With respect to forum non conveniens, the panel concludes:
 As this court stated in Incorporated Broadcasters Limited v. Canwest Global Communications Corp. (2003), 63 O.R. (3d) 431 at para. 58:
The starting place for considering convenient forum is “whether there clearly is a more appropriate jurisdiction than the domestic forum chosen by the plaintiff in which the case should be tried” (Frymer at p. 79 O.R.). Also see Spar Aerospace Ltd. v. American Mobile Satellite Corp., 2002 SCC 78, 220 D.L.R. at para. 69 and 70 and Amchem Products Inc. v. British Columbia (Workers’ Compensation Board),  1 S.C.R. 897, 102 D.L.R. (4th) 96 at p. 921 S.C.R.

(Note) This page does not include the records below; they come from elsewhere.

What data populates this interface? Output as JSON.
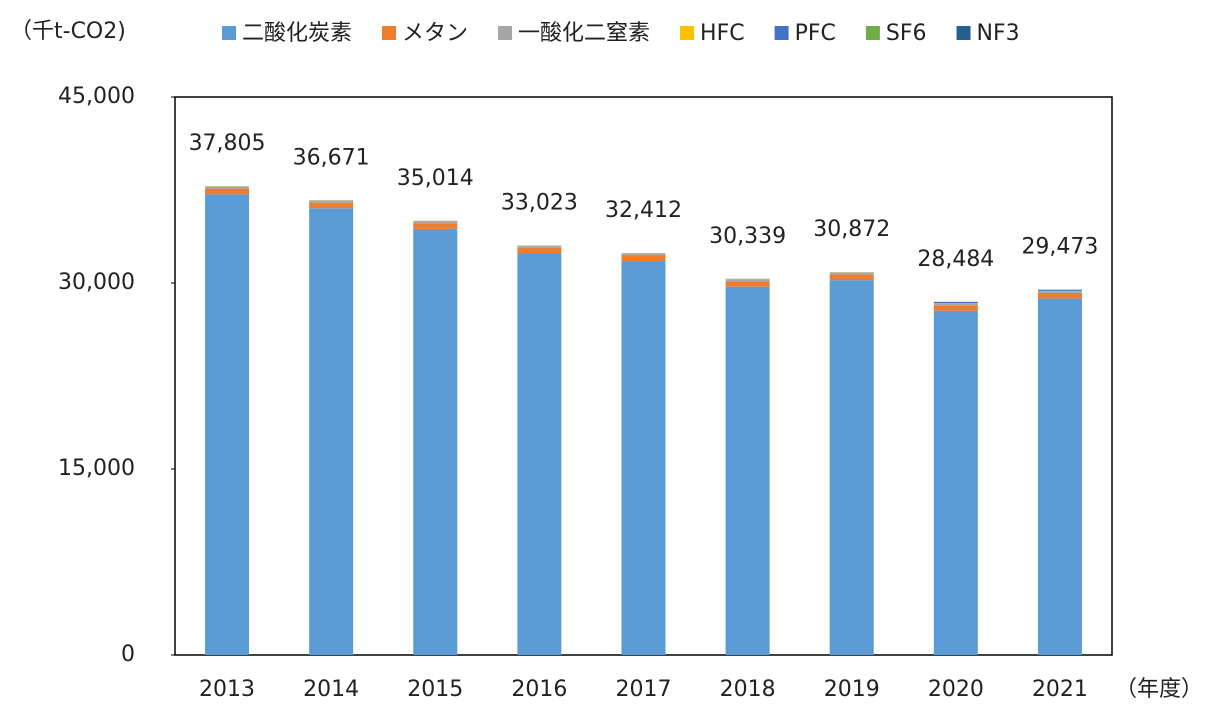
{
  "chart_data": {
    "type": "stacked_bar",
    "y_axis_label": "（千t-CO2)",
    "x_axis_label": "（年度）",
    "categories": [
      "2013",
      "2014",
      "2015",
      "2016",
      "2017",
      "2018",
      "2019",
      "2020",
      "2021"
    ],
    "series": [
      {
        "name": "二酸化炭素",
        "color": "#5b9bd5",
        "values": [
          37160,
          36026,
          34369,
          32378,
          31767,
          29694,
          30227,
          27754,
          28743
        ]
      },
      {
        "name": "メタン",
        "color": "#ed7d31",
        "values": [
          450,
          450,
          450,
          450,
          450,
          450,
          450,
          450,
          450
        ]
      },
      {
        "name": "一酸化二窒素",
        "color": "#a5a5a5",
        "values": [
          150,
          150,
          150,
          150,
          150,
          150,
          150,
          150,
          150
        ]
      },
      {
        "name": "HFC",
        "color": "#ffc000",
        "values": [
          20,
          20,
          20,
          20,
          20,
          20,
          20,
          20,
          20
        ]
      },
      {
        "name": "PFC",
        "color": "#4472c4",
        "values": [
          15,
          15,
          15,
          15,
          15,
          15,
          15,
          100,
          100
        ]
      },
      {
        "name": "SF6",
        "color": "#70ad47",
        "values": [
          5,
          5,
          5,
          5,
          5,
          5,
          5,
          5,
          5
        ]
      },
      {
        "name": "NF3",
        "color": "#255e91",
        "values": [
          5,
          5,
          5,
          5,
          5,
          5,
          5,
          5,
          5
        ]
      }
    ],
    "totals": [
      37805,
      36671,
      35014,
      33023,
      32412,
      30339,
      30872,
      28484,
      29473
    ],
    "total_labels": [
      "37,805",
      "36,671",
      "35,014",
      "33,023",
      "32,412",
      "30,339",
      "30,872",
      "28,484",
      "29,473"
    ],
    "ylim": [
      0,
      45000
    ],
    "yticks": [
      0,
      {
        "value": 15000,
        "label": "15,000"
      },
      {
        "value": 30000,
        "label": "30,000"
      },
      {
        "value": 45000,
        "label": "45,000"
      }
    ],
    "grid": false,
    "legend": "top"
  }
}
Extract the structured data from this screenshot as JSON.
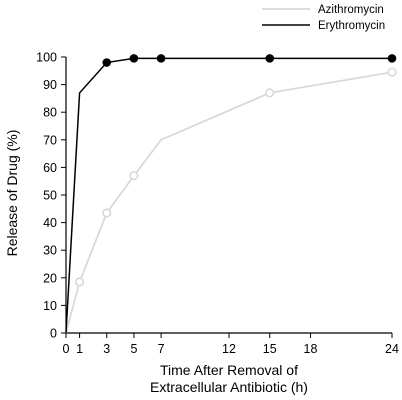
{
  "chart_data": {
    "type": "line",
    "ylabel": "Release of Drug (%)",
    "xlabel_lines": [
      "Time After Removal of",
      "Extracellular Antibiotic (h)"
    ],
    "xlim": [
      0,
      24
    ],
    "ylim": [
      0,
      100
    ],
    "x_ticks": [
      0,
      1,
      3,
      5,
      7,
      12,
      15,
      18,
      24
    ],
    "y_ticks": [
      0,
      10,
      20,
      30,
      40,
      50,
      60,
      70,
      80,
      90,
      100
    ],
    "legend_position": "top-right",
    "series": [
      {
        "name": "Azithromycin",
        "color": "#d9d9d9",
        "marker": "open-circle",
        "points": [
          [
            0,
            0
          ],
          [
            1,
            18.5
          ],
          [
            3,
            43.5
          ],
          [
            5,
            57
          ],
          [
            7,
            70
          ],
          [
            15,
            87
          ],
          [
            24,
            94.5
          ]
        ],
        "marked_x": [
          1,
          3,
          5,
          15,
          24
        ]
      },
      {
        "name": "Erythromycin",
        "color": "#000000",
        "marker": "filled-circle",
        "points": [
          [
            0,
            0
          ],
          [
            1,
            87
          ],
          [
            3,
            98
          ],
          [
            5,
            99.5
          ],
          [
            7,
            99.5
          ],
          [
            15,
            99.5
          ],
          [
            24,
            99.5
          ]
        ],
        "marked_x": [
          3,
          5,
          7,
          15,
          24
        ]
      }
    ]
  }
}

 While we recognize that forum non conveniens is a discretionary decision attracting appellate deference, we respectfully conclude that the motion judge erred by failing to assess whether Marsland satisfied the onus of identifying another jurisdiction clearly more appropriate than Ontario in which to try this action. The motion judge mentioned Serbia and Bulgaria as possible alternate jurisdictions but did not identify either as being clearly more appropriate than Ontario. Her finding, at para. 42, that there are “no geographic factors, apart from the location of Dundee’s head office, pointing to Ontario as the most convenient forum” and that “[m]ost geographic factors point to a forum other than Ontario” is difficult to understand given the fact that the case involves duties owed under Ontario law to a Canadian company.
 In our view, Marsland failed to demonstrate that there was another jurisdiction clearly more appropriate than Ontario to try this action and it follows that this was not a case for a stay on grounds of forum non conveniens.